A week ago, in my last post, I discussed my decision to move my daily driver OS from Windows 10 to Linux, and the purchase of a ThinkPad 460S to be my new Linux machine. This post is a quick update on what has worked out – and what has not – so far. Ergonomically, the machine is quite lovely; the keyboard is pleasant to use, and by comparison with my vintage machines it’s very slender and light. The screen, at higher brightness settings, is INCREDIBLY bright, also – it’s the best daytime screen I’ve seen.
I’m running Ubuntu 18.04.1 LTS – mainly because it’s one of the two mainstream distros that are best supported by the dev tools I need to run. The out of box experience is really superb:
- All the system hotkeys (volume, brightness, settings, keyboard backlight etc.) work, and even pop up the relevant OSD icons. Trackpad and TrackPoint also work as expected.
- Touchscreen works fine (unfortunately! I wish the machine didn’t have a touchscreen, since this is a completely useless feature on a laptop and it eats battery life).
- WiFi and Bluetooth work, though I believe the WiFi module requires a proprietary blob, if that sort of thing concerns you.
- USB and the SD card reader work fine.
- The only piece of hardware that wasn’t immediately apparent to be working out of box is the fingerprint sensor. There’s pretty good documentation online describing how to enable this, but I shan’t bother.
- Battery life is hard to gauge, because battery drain fluctuates heavily depending on what you’re doing on the machine, but I’d put it somewhere between 6 and 7 hours of usage on WiFi with low screen brightness. Given that this is fairly close to the battery life reported by reviewers when this machine first came out, I shan’t bother replacing the internal batteries.
- Apart from that, power management including suspend to RAM (ACPI S3) works well. The one slightly undesirable power management behavior is that at the end of battery life, instead of suspending, the machine does a controlled, but hard shutdown.
As promised, I did experiment with getting Quicken 2003 to run inside wine. Despite the fact that others have reported success in this, I didn’t have any such luck. After using winetricks to install the relevant .NET framework, the Quicken installer did complete successfully, but Quicken itself would launch and immediately crash (seemingly when trying to pop up the “would you like to register now?” dialog). As a matter of interest I did manage to get it to load my data file by launching it with the file path on the command line, but again immediately after loading and rendering the home screen, the app crashed, with errors that didn’t lend themselves to a simple solution. From what I could see, the rendering wasn’t 100% flawless either, probably due to a font or DPI issue (similar artifacts occur when running Quicken on a high-DPI display in Windows 10).
After some much later reading, I’m going to guess that I probably should have tried to install “fakeie6” before giving up, since the Quicken registration process uses an embedded IE window. However, for the moment I simply have a Windows VM inside VirtualBox. This VM has no Internet access and is used solely to run Quicken; it’s not pure, but it works and it meets my requirements.

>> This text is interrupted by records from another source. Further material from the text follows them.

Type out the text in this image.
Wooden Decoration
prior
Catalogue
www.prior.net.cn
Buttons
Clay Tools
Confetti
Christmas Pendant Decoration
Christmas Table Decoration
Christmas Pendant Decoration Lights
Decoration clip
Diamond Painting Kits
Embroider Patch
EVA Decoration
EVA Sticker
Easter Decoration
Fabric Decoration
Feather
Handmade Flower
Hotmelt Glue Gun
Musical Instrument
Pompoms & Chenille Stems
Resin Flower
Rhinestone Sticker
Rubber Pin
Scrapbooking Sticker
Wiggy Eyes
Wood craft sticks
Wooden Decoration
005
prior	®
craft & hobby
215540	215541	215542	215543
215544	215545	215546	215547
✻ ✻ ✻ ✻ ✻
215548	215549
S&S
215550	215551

I have a shared directory where the Quicken file is written, so it doesn’t live marooned inside the VHD and can be easily backed up.
I haven’t yet setup POP email fetching on the new machine, and may wait until the end of the year to do so. The reason for this is that in the Outlook world, I create a new PST every year and archive the previous year’s PST, and it will simply be more neat if I close off 2018 in its PST and open 2019 in Thunderbird. Similarly as with importing Quicken data into gnucash, the research I’ve done seems to indicate that loading a PST into Thunderbird is possible, but has a loss of fidelity – so I simply won’t bother.
All of the above are minor points to which I have found an acceptable solution. There is, however, one truly weird issue which I can’t fathom, and it can be summarized as: I can’t copy MP3 files from my hard drive to my Android (Pie) phone. Or, to be more exact, I can copy the files – but they’re not recognized by the phone’s media player. Here’s the sequence of events:
- Attach the Android device.
- Put the Android device into MTP mode.
- Drag and drop an MP3 file from the Linux desktop to the Android device.
- Check your media player on the Android device – the MP3 file will not appear, even if you force a media rescan.
- Use a file browser like FX to view the file’s info and you’ll see that it doesn’t appear in the media scan database, but its properties are otherwise correct. It can be played back using the built-in player in FX.
- Using FX again, rename the file from xyz.mp3 to xyz.mp3_ or something else, then rename it back.
- The file is now consumed properly by media scan, and shows up in the media DB.
Note that the file itself can be copied back from the phone, and binary compares with the original. Also note that the same file can be copied to the phone using the built-in MTP support in Windows 10, or Android File Transfer on MacOS, without any issue.
This sort of issue smells rather like a permissions problem, but the details elude me. Since MTP devices don’t directly mount to the Linux filesystem tree, my only real window into it is whatever nautilus tells me – which isn’t much. My next step is probably to install adb on this machine so I can connect to the phone in debug mode to see the file permissions and owner/group information, but in the meantime either I have to use a different desktop OS to do the copying, or use FX on the phone to copy files over samba.